En sept ans d’existence, même s’il reste encore beaucoup à faire, un énorme travail a déjà été abattu par l’asbl. Elle a notamment distribué un nombre incalculable de trousses à des associations qui travaillent avec des publics précarisés. Ou encore elle a collaboré avec des associations actives auprès des femmes détenues. Impossible de reprendre en quelques lignes tous les projets menés en son sein. On peut cependant ajouter que le travail mené autour du tabou des règles porte ses fruits. Des structures, qu’elles appartiennent aux secteurs privé ou associatif, font appel à BruZelle quand elles mènent, par exemple, des projets de rénovation de leurs sanitaires, avec cette question : « De quoi les personnes menstruées auraient-elles besoin dans ces espaces ? » Les CPAS ne sont pas en reste, certaines se demandent comment les assistants sociaux peuvent aborder cette question très intime avec les usagères qui en auraient besoin. Chez BruZelle, on se réjouit que la direction d’un CPAS bruxellois ait accepté de modifier sa grille tarifaire pour qu’elle soit désormais une grille tarifaire genrée (relative à l’aide octroyée). Ainsi l’aide apportée à un ménage qui compte plusieurs personnes menstruées ne peut pas être identique à celle d’une famille qui n’en compte qu’une seule.

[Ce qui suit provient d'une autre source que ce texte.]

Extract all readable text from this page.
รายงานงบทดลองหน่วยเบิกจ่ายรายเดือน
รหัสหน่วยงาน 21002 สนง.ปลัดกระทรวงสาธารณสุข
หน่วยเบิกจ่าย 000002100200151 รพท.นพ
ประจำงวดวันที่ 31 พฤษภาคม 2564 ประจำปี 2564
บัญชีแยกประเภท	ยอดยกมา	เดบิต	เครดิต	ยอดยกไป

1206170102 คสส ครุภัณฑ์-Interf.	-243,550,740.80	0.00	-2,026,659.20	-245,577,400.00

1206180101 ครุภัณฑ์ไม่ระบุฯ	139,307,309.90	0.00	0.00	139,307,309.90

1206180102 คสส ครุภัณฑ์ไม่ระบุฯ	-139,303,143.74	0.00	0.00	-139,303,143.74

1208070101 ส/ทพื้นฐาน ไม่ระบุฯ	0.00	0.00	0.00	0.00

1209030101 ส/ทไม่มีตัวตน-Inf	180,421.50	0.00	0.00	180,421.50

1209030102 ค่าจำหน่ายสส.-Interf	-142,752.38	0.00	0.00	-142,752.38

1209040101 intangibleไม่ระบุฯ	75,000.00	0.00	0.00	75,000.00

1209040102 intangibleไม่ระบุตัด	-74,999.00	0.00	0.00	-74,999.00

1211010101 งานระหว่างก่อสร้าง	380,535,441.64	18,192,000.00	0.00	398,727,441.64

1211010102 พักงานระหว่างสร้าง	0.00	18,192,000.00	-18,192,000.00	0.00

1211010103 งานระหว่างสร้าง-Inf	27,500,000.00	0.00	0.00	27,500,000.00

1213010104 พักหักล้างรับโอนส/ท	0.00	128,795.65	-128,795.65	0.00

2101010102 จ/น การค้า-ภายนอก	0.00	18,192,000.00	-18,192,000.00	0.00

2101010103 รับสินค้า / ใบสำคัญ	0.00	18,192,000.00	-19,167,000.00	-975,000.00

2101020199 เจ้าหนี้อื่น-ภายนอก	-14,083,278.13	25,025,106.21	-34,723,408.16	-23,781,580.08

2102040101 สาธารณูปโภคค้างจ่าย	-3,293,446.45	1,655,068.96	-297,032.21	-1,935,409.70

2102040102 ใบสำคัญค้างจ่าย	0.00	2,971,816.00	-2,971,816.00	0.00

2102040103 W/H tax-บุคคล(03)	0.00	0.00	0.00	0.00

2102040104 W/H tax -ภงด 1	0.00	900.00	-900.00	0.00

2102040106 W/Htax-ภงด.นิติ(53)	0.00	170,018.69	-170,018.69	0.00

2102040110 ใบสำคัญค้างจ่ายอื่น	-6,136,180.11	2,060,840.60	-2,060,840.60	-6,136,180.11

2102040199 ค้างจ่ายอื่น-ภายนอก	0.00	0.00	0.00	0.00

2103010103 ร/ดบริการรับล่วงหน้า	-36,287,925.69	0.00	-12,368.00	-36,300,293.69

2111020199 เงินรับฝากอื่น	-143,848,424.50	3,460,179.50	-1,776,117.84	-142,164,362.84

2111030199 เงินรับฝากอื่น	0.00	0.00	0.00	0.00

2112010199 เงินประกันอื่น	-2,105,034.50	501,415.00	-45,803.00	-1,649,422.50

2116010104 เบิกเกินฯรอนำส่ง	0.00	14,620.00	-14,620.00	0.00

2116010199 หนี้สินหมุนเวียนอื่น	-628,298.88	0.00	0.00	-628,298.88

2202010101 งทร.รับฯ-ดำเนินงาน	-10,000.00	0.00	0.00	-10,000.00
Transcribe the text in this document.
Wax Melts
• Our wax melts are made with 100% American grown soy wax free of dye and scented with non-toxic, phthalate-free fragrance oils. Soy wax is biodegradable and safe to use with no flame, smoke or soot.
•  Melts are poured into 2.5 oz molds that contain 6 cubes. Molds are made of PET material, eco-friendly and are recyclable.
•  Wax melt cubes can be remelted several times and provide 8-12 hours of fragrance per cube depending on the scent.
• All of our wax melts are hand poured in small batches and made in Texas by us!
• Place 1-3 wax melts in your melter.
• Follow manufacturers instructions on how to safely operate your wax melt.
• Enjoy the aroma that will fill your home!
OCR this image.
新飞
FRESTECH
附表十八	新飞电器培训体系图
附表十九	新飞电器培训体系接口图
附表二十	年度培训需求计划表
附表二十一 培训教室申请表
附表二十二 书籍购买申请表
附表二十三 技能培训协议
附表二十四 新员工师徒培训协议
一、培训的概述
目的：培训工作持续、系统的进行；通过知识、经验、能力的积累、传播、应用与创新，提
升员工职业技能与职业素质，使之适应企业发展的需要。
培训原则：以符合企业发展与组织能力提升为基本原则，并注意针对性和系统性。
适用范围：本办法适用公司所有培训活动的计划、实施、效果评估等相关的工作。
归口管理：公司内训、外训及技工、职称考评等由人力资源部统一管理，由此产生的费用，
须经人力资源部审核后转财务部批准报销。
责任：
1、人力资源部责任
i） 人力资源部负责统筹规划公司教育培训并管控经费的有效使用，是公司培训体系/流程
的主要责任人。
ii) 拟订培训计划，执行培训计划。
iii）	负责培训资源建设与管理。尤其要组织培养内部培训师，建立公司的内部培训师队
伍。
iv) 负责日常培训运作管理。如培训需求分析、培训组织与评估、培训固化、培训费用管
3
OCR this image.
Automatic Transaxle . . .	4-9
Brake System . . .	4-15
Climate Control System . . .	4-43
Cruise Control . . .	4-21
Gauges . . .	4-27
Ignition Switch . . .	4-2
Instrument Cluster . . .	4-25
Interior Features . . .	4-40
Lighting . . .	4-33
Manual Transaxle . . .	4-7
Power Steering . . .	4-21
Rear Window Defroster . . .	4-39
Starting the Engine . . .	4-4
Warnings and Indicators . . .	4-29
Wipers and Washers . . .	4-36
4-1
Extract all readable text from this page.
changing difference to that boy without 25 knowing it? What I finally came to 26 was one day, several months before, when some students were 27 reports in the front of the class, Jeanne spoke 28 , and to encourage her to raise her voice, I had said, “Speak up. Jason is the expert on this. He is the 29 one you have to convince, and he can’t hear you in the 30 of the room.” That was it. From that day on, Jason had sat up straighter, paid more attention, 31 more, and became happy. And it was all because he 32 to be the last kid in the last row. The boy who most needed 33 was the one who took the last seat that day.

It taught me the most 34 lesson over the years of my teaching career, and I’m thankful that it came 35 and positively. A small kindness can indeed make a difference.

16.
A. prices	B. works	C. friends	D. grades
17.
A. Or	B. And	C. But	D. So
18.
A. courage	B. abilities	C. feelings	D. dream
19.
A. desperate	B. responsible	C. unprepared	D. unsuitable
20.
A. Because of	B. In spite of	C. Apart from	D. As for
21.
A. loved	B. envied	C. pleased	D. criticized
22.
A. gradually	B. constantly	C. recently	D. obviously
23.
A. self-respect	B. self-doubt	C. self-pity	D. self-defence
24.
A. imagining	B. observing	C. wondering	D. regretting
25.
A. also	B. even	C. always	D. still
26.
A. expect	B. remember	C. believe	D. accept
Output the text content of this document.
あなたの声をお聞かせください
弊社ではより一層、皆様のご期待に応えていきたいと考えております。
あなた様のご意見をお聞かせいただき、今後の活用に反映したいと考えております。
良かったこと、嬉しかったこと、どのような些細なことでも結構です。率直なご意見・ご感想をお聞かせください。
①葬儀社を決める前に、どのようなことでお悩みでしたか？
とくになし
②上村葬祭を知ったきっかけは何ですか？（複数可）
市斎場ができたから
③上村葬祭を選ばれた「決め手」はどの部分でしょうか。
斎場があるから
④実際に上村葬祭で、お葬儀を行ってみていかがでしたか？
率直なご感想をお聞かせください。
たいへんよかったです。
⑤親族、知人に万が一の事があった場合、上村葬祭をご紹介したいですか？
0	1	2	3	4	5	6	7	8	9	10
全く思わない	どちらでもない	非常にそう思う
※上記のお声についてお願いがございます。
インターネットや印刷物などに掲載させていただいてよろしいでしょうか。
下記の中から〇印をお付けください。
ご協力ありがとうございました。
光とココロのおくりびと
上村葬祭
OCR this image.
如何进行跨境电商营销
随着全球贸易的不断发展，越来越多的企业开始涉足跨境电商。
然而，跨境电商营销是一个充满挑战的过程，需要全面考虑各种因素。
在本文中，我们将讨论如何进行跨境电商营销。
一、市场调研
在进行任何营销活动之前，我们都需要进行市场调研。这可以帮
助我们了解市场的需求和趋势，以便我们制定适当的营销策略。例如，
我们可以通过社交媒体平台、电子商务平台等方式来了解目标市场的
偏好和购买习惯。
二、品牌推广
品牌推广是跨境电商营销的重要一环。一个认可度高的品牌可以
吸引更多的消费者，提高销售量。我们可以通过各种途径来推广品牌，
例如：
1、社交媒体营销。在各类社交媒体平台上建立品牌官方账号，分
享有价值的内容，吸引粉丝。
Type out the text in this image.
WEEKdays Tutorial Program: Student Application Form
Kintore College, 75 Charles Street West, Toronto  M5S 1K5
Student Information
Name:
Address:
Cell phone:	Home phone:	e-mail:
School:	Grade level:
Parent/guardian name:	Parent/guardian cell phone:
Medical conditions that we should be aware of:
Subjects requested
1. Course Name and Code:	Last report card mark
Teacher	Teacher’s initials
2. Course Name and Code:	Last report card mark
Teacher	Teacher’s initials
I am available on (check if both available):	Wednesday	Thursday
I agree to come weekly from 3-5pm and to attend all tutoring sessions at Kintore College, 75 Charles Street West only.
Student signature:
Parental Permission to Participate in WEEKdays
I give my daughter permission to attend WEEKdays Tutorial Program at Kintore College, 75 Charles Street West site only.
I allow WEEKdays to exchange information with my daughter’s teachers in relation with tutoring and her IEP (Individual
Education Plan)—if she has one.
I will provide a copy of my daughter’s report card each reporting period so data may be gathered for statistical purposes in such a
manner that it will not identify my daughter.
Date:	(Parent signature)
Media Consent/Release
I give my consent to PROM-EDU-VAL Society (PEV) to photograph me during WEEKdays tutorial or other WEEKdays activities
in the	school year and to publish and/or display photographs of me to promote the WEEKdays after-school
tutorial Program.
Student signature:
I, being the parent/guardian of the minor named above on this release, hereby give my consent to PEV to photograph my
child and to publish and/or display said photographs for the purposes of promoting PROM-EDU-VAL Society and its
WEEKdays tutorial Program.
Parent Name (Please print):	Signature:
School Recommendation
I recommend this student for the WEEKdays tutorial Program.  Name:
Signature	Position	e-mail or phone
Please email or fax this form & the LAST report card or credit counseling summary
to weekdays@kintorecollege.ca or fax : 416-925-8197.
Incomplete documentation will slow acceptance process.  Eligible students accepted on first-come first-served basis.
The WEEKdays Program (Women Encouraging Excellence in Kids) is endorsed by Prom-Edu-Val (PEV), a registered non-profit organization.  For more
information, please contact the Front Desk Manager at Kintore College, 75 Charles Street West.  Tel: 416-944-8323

« Quand on a la chance de disposer de moyens pour acheter les produits menstruels, c’est très bien. Qu’on les achète durables ou jetables, est une question intime : chacune fait ce qu’elle veut. Idéalement, je souhaiterais la gratuité pour les produits menstruels, car personne ne choisit d’avoir ses règles, qu’on soit ou pas dans la précarité, explique Veronica Martinez. Mais politiquement, ce message ne passe pas. Demander cependant l’équité menstruelle me paraît politiquement plus porteur. Là, il est possible d’agir, d’entreprendre quelque chose. »

L’équité menstruelle fait référence à un accès égal et complet aux produits menstruels, ainsi qu’à l’accès à l’éducation concernant la santé et les droits sexuels et reproductifs.3

Anoutcha Lualaba Lekede

EN SAVOIR PLUS

 


  1. Bruzelle.
  2. Enquête en ligne réalisée par l’agence de recherche iVOX pour le compte d’Always entre le 19 et le 28 novembre 2021 auprès de 1.000 femmes belges âgées entre 12 et 49 ans ayant déjà eu leurs règles.